Сегодня ее больше всего раздражало, что не прошло еще и пяти минут, как она вытащила это проклятое белье из сушилки, и оно должно было бы непременно лежать в корзине, но… его там не было.

Эшли уже успела осмотреть все полки и столы в подвале. Скорее всего, где-нибудь здесь она бросила белье. Раздраженный вздох знаменовал глубокое разочарование и безнадежно испорченное настроение.

— Что за проблемы? — спросил, когда она спускалась по лестнице, Чарли Айлер, вдовец-пенсионер, выполняющий в их доме обязанности консьержа.

— Я потеряла кое-что, — сказала Эшли и, воздев руки, изобразила полное и трагическое отчаяние. — Мне нужен управляющий в хозяйстве.

— Гм… я давно говорю, что вам нужен хороший и внимательный муженек, — Чарли расплылся в улыбке.

Его широкая улыбка и круглая, почти совсем лысая голова всегда напоминали Эшли «Орешки» с Чарли Брауном. Но Чарли Айлер был посообразительнее любого Чарли Брауна.

Она возвратилась к своим поискам. Предположив, что, возможно, по рассеянности перемешала нижнее белье с другим, Эшли перерыла простыни и полотенца, только что уложенные в корзину. Руки, унизанные золотыми кольцами и сверкающие шикарным лаком для ногтей, быстро перебирали в корзине вещи.

— Единственное, в чем я действительно нуждаюсь, Чарли, это дисциплина.
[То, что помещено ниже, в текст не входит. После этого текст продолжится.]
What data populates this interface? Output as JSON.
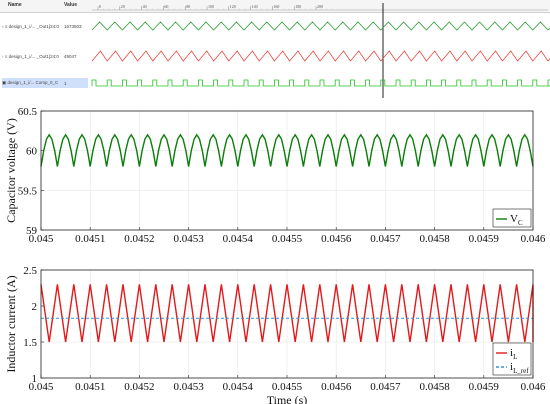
{
  "viewer": {
    "columns": {
      "name": "Name",
      "value": "Value"
    },
    "ruler_ticks": [
      "0",
      "20",
      "40",
      "60",
      "80",
      "100",
      "120",
      "140",
      "160",
      "180",
      "200"
    ],
    "signals": [
      {
        "name": "design_1_i/... _Out1[24:0",
        "value": "1673503",
        "color": "#2e9e3a",
        "kind": "triangle"
      },
      {
        "name": "design_1_i/... _Out1[24:0",
        "value": "49047",
        "color": "#e8453c",
        "kind": "saw"
      },
      {
        "name": "design_1_i/... Comp_0_C",
        "value": "1",
        "color": "#22c122",
        "kind": "pulse",
        "selected": true
      }
    ]
  },
  "chart_data": [
    {
      "type": "line",
      "ylabel": "Capacitor voltage (V)",
      "xlabel": "",
      "xlim": [
        0.045,
        0.046
      ],
      "ylim": [
        59,
        60.5
      ],
      "yticks": [
        "59",
        "59.5",
        "60",
        "60.5"
      ],
      "xticks": [
        "0.045",
        "0.0451",
        "0.0452",
        "0.0453",
        "0.0454",
        "0.0455",
        "0.0456",
        "0.0457",
        "0.0458",
        "0.0459",
        "0.046"
      ],
      "grid": true,
      "legend_position": "bottom-right",
      "series": [
        {
          "name": "V",
          "subscript": "C",
          "color": "#0a7d0a",
          "dash": "",
          "waveform": "ripple",
          "period": 3.333e-05,
          "min": 59.8,
          "max": 60.2
        }
      ]
    },
    {
      "type": "line",
      "ylabel": "Inductor current (A)",
      "xlabel": "Time (s)",
      "xlim": [
        0.045,
        0.046
      ],
      "ylim": [
        1,
        2.5
      ],
      "yticks": [
        "1",
        "1.5",
        "2",
        "2.5"
      ],
      "xticks": [
        "0.045",
        "0.0451",
        "0.0452",
        "0.0453",
        "0.0454",
        "0.0455",
        "0.0456",
        "0.0457",
        "0.0458",
        "0.0459",
        "0.046"
      ],
      "grid": true,
      "legend_position": "bottom-right",
      "series": [
        {
          "name": "i",
          "subscript": "L",
          "color": "#e31a1c",
          "dash": "",
          "waveform": "triangle",
          "period": 3.333e-05,
          "min": 1.5,
          "max": 2.3
        },
        {
          "name": "i",
          "subscript": "L_ref",
          "color": "#3a8fd8",
          "dash": "3,2",
          "waveform": "constant",
          "value": 1.83
        }
      ]
    }
  ]
}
В этом случае я, наверное, не буду приниматься за стирку в десять вечера, при том что вставать мне нужно в пять утра.

— Что вам, на самом деле, нужно, юная леди, так это несколько снизить темп, — продолжал наставительным тоном Чарли. — Всякий раз, как я вас вижу, вы обязательно куда-то торопитесь, постоянно куда-то бежите.

Его замечание вызвало у Эшли короткий приступ веселья. Если работать в службе информации и при этом медленно двигаться, то никогда не достигнуть вершин. На следующее утро на восемь у Эшли была намечена важная презентация. А так как на ней сейчас была последняя чистая пара всего, начиная с джинсов и кончая трусиками, она просто обязана была отыскать потерянное.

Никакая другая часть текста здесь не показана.